Mahkememiz dosyası, davacının vermiş olduğu taşıma hizmeti sebebiyle davalıdan alacaklı olup olmadığı, cevap dilekçesi ekinde sunulan “Takip Numarası-Alıcı Adı-Siparişte Yer Alan Ürün Detayı” başlıklı 2 sayfalık listede belirtilen taşıma konusu eşyaların davacı tarafından davalının müşterilerine teslim edilip edilmediği, teslim edilip edilemeyenlerin miktarı, buna göre davacının alacak miktarının ne kadar olduğu, varsa yapılan ödemeler, ödeme konusundaki tarafların beyan ve itirazları nazara alındığında davacının alacağının kalıp kalmadığı, davalının cevap dilekçesi ekinde belirttiği taşıma konusu ürünlerin teslim edilmediği bakımından süresi içerisinde davacıya bildirim ve ihbarda bulunup bulunmadığının tespiti amacıyla 1 SMMM ve 1 taşıma alanında uzman bilirkişiden oluşan heyete tevdi edilmiş, bilirkişi heyeti tarafından düzenlenen 12/10/2022 tarihli raporda özetle; davacının 2019-2020-2021 ticari defterlerinin lehine delil niteliğinin
bulunduğu, davacının ticari defterlerine göre; Davacı … incelenen kendi ticari
defterlerinde takip tarihi (31.01.2021) itibariyle 49.774,34 TL cari hesap bakiye
alacaklı olduğu, davacı ticari defterlerinde bu alacağını 22.01.2021 tarihinde 128
no.lu Şüpheli ticari alacaklar hesabına virmanlamış olduğu, davalının 2019-2020-2021 ticari defterlerinin lehine delil niteliğinin bulunduğu,
davalının ticari defterlerine göre; Davalı … incelenen kendi ticari
defterlerinde takip tarihi (31.01.2021) itibariyle davacı … ile cari hesap
bakiyesinin bulunmadığı,
taraflar arasındaki cari hesap farklılığının üç sebepten kaynaklı olup bunların,
birinci sebebinin davalı … ticari defterlerinde 27.05.2020 tarihinde “1108 adet
kargo tazmini” açıklamalı 39.199,69 TL tutarlı virman kaydı yaparak cari hesap
borcundan düştüğü, akabinde davacı … tarafından 05.06.2020 tarihli
39.199,69 TL bedelli fatura tanzim edildiği, buna karşın davalı tarafından
25.06.2020 tarihli …. sayılı “hasar bedeli” açıklamalı 39.199,69 TL
bedelli fatura keşide edildiği, davalı … tarafından söz konusu faturanın cevap
dilekçesi ekinde sunulan listedeki toplam 39.199,70 TL bedelli ürünlerin
müşterilere teslim edilmediği iddiası ile düzenlendiği, bu kapsamda davacı kendi
ticari defterlerinde iade faturaları düzenleyerek söz konusu bedeli kayıtlarına
almadığından kaynaklandığı, taraflar arasındaki farklılığının ikinci sebebinin
davalı kayıtlarında yer alan borç olarak kaydedilip cari hesap borcundan
düşülen 01.04.2020 tarihli “kapıda ödeme fark mal tahsilatı fark ücret virmanı”

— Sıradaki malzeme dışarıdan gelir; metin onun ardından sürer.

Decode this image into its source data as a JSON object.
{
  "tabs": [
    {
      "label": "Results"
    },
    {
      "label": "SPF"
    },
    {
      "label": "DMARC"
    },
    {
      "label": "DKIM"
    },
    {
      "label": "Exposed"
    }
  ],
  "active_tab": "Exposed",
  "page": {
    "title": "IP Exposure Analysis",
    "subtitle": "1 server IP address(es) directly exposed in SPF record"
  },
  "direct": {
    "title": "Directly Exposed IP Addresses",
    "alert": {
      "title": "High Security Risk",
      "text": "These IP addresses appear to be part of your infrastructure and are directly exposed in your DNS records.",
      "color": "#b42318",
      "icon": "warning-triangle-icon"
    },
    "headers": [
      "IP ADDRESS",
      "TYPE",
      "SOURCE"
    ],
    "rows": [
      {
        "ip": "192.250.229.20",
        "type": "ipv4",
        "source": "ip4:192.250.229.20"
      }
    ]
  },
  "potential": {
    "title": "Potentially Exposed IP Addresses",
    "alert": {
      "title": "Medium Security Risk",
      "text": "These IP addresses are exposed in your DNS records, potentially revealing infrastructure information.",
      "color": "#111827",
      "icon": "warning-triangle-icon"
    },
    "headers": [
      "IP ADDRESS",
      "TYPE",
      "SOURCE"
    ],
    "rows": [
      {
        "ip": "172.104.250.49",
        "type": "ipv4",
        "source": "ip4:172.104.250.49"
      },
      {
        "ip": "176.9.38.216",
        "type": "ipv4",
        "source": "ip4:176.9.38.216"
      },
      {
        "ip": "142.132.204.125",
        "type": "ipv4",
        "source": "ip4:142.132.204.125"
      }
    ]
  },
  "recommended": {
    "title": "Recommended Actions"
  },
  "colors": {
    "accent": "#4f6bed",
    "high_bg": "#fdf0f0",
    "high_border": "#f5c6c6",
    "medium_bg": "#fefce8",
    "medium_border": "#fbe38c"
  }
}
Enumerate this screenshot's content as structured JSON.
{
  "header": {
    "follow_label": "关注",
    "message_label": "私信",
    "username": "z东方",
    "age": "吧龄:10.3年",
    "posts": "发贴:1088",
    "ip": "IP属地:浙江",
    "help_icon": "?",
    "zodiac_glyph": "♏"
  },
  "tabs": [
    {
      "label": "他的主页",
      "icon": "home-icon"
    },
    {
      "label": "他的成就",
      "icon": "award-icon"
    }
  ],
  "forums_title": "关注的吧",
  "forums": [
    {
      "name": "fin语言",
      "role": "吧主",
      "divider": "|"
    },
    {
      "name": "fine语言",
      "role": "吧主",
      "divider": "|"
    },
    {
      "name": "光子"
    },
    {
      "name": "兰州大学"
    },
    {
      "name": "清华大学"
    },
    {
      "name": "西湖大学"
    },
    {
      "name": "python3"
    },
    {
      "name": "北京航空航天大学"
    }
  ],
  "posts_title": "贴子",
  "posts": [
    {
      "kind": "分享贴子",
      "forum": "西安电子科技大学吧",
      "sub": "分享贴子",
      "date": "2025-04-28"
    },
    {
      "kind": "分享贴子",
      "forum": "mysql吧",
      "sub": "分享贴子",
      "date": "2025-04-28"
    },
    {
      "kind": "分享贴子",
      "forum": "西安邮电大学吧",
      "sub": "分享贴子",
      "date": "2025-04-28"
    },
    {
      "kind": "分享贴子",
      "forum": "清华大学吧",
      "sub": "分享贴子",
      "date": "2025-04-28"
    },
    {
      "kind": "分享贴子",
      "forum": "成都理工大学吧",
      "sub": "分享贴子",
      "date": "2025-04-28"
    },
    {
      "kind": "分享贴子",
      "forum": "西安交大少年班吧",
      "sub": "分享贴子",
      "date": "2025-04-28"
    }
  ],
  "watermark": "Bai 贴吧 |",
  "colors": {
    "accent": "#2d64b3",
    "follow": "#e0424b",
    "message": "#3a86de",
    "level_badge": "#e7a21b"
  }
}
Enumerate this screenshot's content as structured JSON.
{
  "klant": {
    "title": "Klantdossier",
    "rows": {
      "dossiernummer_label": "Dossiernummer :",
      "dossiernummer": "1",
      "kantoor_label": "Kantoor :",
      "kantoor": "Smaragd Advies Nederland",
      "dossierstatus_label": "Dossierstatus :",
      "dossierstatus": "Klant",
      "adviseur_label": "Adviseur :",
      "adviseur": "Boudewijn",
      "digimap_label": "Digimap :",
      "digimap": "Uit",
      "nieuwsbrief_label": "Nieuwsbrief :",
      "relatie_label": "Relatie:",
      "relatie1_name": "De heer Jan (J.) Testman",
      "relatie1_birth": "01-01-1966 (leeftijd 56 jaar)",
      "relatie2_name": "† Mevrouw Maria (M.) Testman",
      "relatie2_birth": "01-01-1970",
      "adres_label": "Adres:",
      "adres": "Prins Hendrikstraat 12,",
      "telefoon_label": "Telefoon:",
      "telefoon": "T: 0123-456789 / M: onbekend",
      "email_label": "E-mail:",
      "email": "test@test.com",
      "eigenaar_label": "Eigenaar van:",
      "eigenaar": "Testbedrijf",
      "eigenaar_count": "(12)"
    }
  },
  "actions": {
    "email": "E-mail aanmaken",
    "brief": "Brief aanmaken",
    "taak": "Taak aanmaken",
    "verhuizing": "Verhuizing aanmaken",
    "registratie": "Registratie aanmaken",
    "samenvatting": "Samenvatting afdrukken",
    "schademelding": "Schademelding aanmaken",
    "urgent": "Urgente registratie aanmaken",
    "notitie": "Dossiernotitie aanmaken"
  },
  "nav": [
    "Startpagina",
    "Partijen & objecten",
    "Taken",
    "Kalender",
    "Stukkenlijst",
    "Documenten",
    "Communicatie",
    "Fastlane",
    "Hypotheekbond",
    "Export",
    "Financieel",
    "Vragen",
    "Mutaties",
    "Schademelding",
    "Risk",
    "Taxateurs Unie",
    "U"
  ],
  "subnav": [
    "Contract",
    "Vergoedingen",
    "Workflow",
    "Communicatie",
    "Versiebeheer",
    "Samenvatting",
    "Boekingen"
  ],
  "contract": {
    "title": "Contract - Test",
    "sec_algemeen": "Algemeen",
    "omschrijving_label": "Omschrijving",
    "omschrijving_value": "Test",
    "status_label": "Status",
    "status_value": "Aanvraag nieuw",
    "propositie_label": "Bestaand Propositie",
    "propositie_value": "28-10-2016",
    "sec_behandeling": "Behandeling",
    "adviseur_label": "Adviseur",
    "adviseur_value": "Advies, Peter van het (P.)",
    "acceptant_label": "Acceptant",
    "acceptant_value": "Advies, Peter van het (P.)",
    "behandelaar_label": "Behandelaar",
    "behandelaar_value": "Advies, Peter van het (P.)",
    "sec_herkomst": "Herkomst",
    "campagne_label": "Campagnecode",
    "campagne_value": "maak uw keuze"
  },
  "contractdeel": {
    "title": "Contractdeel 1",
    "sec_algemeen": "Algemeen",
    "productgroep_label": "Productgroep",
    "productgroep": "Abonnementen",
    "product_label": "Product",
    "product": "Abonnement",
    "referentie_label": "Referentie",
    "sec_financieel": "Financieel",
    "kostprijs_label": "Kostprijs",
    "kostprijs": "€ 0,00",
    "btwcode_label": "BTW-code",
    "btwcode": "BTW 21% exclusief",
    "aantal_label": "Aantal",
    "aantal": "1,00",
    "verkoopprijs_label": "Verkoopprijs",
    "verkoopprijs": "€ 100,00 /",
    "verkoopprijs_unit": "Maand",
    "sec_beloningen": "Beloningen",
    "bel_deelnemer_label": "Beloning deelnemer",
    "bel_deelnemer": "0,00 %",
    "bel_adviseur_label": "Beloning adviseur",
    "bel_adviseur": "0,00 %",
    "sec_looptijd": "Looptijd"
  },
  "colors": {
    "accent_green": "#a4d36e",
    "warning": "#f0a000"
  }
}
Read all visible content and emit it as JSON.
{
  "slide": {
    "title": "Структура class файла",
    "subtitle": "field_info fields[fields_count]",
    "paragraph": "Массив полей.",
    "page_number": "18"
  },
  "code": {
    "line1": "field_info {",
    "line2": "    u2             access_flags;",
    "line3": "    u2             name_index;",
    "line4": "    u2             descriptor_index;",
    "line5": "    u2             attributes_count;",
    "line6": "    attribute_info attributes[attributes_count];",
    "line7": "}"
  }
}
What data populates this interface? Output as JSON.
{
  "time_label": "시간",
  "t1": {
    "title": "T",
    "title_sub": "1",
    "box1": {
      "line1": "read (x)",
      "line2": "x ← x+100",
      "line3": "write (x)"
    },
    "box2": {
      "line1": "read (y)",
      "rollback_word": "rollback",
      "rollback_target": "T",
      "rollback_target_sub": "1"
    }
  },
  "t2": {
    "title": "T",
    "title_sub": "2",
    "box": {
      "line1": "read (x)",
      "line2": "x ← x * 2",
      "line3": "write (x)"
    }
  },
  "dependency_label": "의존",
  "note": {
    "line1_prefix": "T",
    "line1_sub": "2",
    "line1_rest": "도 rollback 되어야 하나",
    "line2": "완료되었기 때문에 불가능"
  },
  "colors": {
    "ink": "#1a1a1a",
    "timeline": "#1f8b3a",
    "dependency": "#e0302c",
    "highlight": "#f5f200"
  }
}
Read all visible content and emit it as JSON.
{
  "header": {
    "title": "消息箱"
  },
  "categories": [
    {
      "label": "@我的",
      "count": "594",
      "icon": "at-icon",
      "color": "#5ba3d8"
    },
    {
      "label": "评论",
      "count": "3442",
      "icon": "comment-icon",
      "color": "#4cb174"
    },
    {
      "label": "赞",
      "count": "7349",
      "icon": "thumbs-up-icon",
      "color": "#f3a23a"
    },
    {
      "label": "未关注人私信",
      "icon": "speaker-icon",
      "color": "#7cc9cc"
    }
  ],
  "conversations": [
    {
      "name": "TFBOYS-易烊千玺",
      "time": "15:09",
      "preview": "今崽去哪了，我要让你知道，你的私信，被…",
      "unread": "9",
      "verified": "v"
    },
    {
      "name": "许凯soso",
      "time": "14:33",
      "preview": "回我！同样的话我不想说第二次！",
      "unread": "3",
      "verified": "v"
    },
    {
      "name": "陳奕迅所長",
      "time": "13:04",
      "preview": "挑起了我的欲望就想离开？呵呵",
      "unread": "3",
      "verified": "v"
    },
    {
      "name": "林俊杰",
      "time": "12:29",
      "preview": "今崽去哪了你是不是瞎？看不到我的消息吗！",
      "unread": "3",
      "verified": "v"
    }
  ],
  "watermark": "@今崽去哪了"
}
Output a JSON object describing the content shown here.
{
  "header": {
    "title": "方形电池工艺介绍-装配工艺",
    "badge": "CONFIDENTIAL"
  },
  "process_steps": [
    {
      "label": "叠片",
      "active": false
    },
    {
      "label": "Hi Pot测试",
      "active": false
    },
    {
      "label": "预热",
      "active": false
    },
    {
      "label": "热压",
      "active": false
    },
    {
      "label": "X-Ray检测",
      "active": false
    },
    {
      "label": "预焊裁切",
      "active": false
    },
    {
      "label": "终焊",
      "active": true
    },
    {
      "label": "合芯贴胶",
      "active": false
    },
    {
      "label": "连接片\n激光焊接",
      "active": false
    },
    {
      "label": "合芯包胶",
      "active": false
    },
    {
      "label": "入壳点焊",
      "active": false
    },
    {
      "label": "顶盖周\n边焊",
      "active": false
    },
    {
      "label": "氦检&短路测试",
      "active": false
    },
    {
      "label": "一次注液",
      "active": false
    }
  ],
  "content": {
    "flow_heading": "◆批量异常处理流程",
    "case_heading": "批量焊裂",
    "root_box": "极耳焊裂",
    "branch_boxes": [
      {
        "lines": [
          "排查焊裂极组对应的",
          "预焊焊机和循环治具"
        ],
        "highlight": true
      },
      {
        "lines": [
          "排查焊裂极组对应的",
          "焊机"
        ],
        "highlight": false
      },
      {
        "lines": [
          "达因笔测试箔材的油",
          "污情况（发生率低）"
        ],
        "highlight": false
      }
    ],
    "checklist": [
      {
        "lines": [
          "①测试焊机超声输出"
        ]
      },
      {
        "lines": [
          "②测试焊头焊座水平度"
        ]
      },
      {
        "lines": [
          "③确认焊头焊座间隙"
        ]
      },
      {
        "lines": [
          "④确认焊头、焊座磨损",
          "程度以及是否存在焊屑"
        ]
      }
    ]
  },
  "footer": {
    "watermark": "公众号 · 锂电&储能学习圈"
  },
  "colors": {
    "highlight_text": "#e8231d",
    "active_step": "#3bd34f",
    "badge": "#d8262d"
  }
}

açıklamalı 12.828,56 TL tutarlı virman kaydının davacı ticari defterlerinde
kayıtlı olmadığından kaynaklandığı, taraflar arasındaki farklılığının üçüncü
sebebinin davacı kayıtlarında yer alan alacak olarak kaydedilip davalının cari hesap
borcundan düşülen 03.02.2020 tarihli “emanet virmanı” açıklamalı 1.150,60 TL
tutarlı ve 17.02.2020 tarihli aynı açıklamalı 308.,70 TL tutarlı virman kaydının
davalı ticari defterlerinde kayıtlı olmadığından kaynaklandığı,
davacı … 2020 yılı Ocak ayı BS formunda; Davacı … tarafından davalı …
düzenlenen 15 adet KDV Hariç 5.614,00 TL bedelli faturanın davacı tarafından
Maliyeye bildirimde bulunulduğu, davalı … 2020 yılı Ocak ayı BA formunda; Davacı … tarafından davalı …
düzenlenen 15 adet KDV Hariç 5.614,00 TL bedelli faturanın davalı tarafından
Maliyeye bildirimde bulunulduğu,
davacı … tarafından davalı adına tanzim edilen taraflar arasındaki ihtilafa
konu faturanın E-fatura şeklinde usulüne uygun olarak düzenlediği, söz konusu
faturanın tarafların ticari defterlerinde kayıtlı olsa da karşılıklı olarak iade
faturası düzenlendiği, bu kapsamda taraflar bir döngü halinde girdiği, davalı …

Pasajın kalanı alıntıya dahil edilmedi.